In my ECON110 Economics and Society class we cover labour markets. One of the key aspects is that, based on the basic theory, the wages in different labour markets should be the same. The intuition that leads to that conclusion is simple: If labour is mobile and there are no costs of moving, and if there were labour markets with different wages, then workers would move from the low wage market to the high wage market. This would increase the supply of workers in the high-wage labour market, lowering wages there, and decrease the supply of workers in the low-wage labour market, raising wages there. This would continue until the two markets have the same wage.
Using that as a starting point, we then discuss why that doesn't happen in the real world. There are a number of fairly intuitive and fairly obvious reasons, usually relating to differences in supply and/or demand in the markets. In this post though, I only want to concentrate on one explanation: compensating differentials. Some jobs have desirable characteristics, while other jobs have undesirable characteristics. Jobs with desirable characteristics attract more workers, increasing labour supply and lowering wages relative to jobs with undesirable characteristics. In other words, workers are compensated (with higher wages) for undertaking jobs that have undesirable characteristics. The standard example I use is welders - on oil rigs, welders can earn several times higher salaries than they can onshore. They are essentially being compensated for a number of undesirable characteristics of the job though - long hours, high stress environment, long periods away from family, and higher risk of death or injury.

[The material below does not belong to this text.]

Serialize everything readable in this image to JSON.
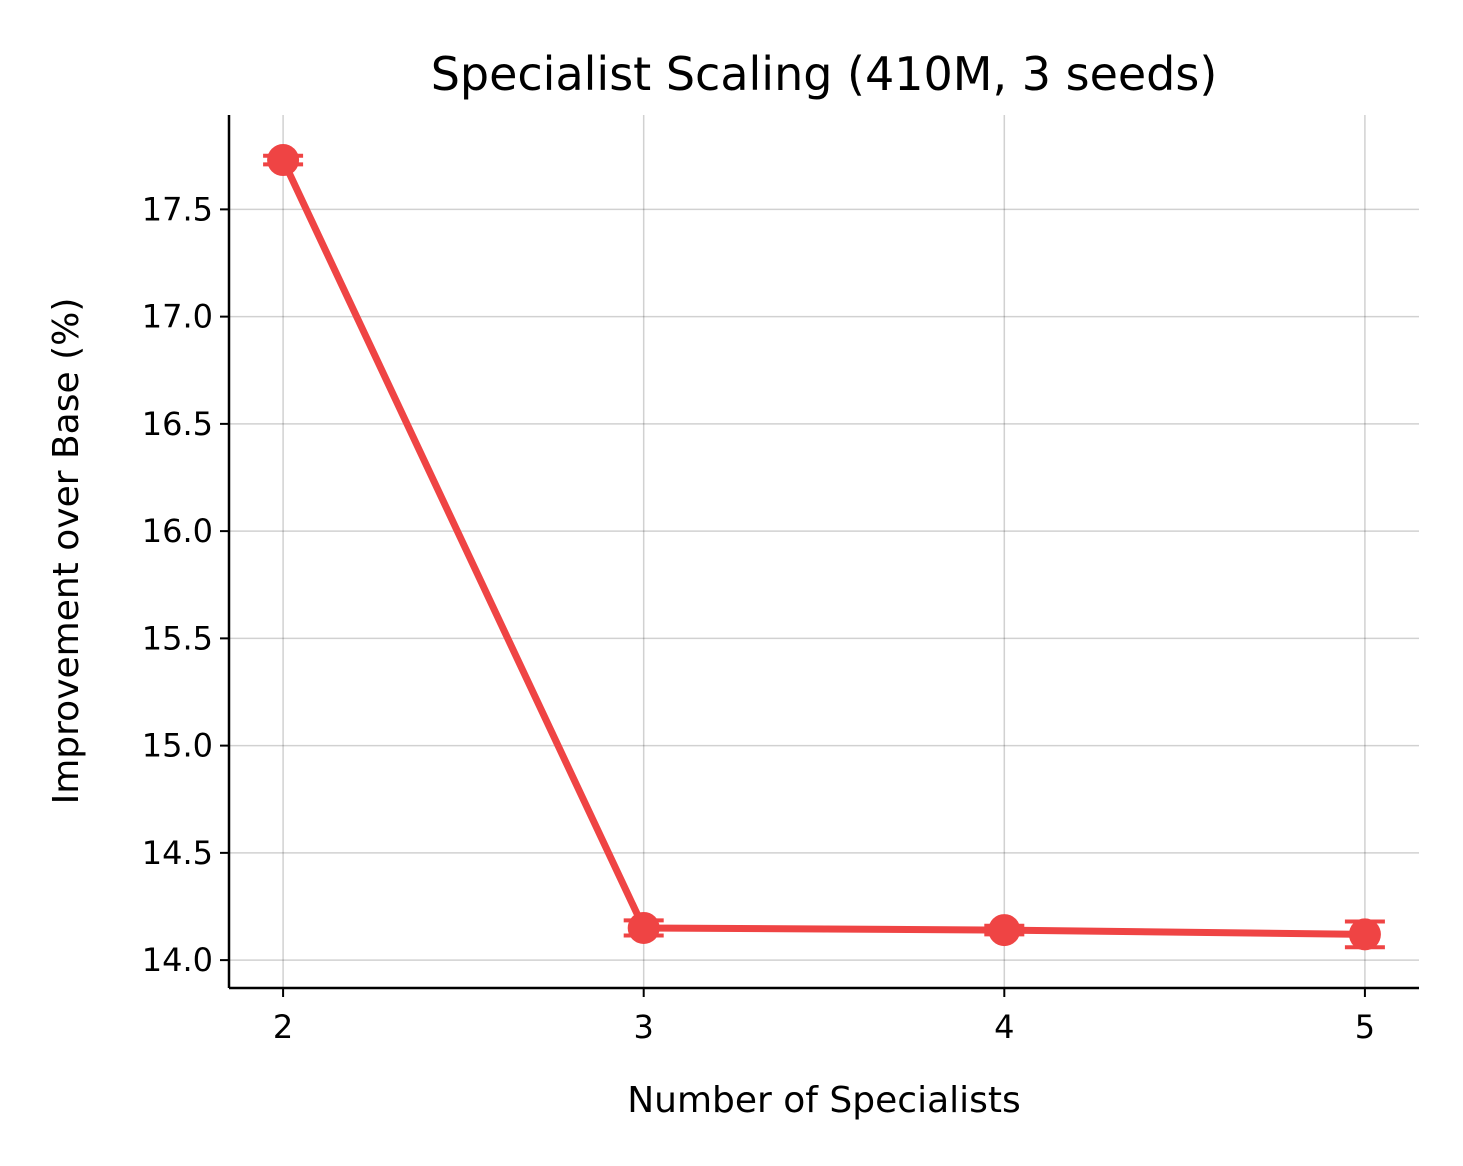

The textbook treatment of compensating differentials usually tends to focus more on negative characteristics (as I have above). Positive job characteristics are typically explained as the inverse of negative job characteristics. However, jobs may provide non-monetary or emotional rewards (so-called "psychic payoffs"). These arise where the worker receives utility or satisfaction from doing the job, over and above any monetary wages they receive. A 2012 paper in the journal Kyklos (gated) by William Baumol and David Throsby does a good job of explaining how these psychic payoffs work and their implications in the context of sports and the arts.* In their basic model, Baumol and Throsby describe how the existence of psychic payoffs leads to systematic underpayment of workers (a classic compensating differential as described above, but in this case a positive one).
However, I thought the more interesting implication of their paper occurred when they relaxed the assumptions so that labour was no longer completely mobile. When sports stars (or actors, dancers, etc. in the case of the arts) become emotionally attached to a team, they are less willing to move elsewhere. This gives the team some additional monopsony power in salary negotiations, and lowers the resulting wage (leading to 'underpaid' superstars). Again, this is a compensating differential, but the mechanism through which it arises is different (it arises indirectly because of the reduced mobility, rather than directly through the job characteristics themselves). Because this effect arises indirectly, it can be caused not only by positive job characteristics (such as a superstar's attachment to their team), but also through characteristics of the labour market (such as contract terms, etc.). There is evidence to support this, with superstars being paid much less than their contributions to team revenues, such as here (ungated version here).
Reduced mobility of labour has other effects on the labour market as well. My colleagues Bill Cochrane and Jacques Poot presented their research on the Oswald Hypothesis at the recent Pathways conference. This hypothesis argues that areas of high home ownership have higher unemployment, because home owners face high transaction costs associated with selling their home, which makes it difficult to move and take up available jobs elsewhere (or alternatively, they could be reluctant to move because they are emotionally attached to the neighbourhood they live in, leading to an additional psychic cost of moving). As with compensating differentials, this suggests that the supply curve for labour would not fully adjust to bring different labour markets into equilibrium (similar to the case of compensating differentials above). Bill and Jacques showed that the hypothesis appears to hold for New Zealand, with areas of higher unemployment having higher home ownership rates (to the extent that a 10 percent higher home ownership rate was associated with 2.8 percent higher unemployment). Of course, there analysis does not demonstrate causality, despite media reports that purport otherwise. They are not alone in continuing to investigate the hypothesis and demonstrate that home ownership and unemployment are correlated - Andrew Oswald himself (along with David Branchflower) has a new working paper based on U.S. data. Their new paper was recently discussed in some detail by Ken Gibb.
So, compensating differentials, psychic payoffs, and the Oswald Hypothesis all lead us to conclude that labour markets are somewhat inflexible.
* The Baumol and Throsby paper is interesting as well because it addresses what happens when there are psychic payoffs to capital (such as to team owners) as well as to labour.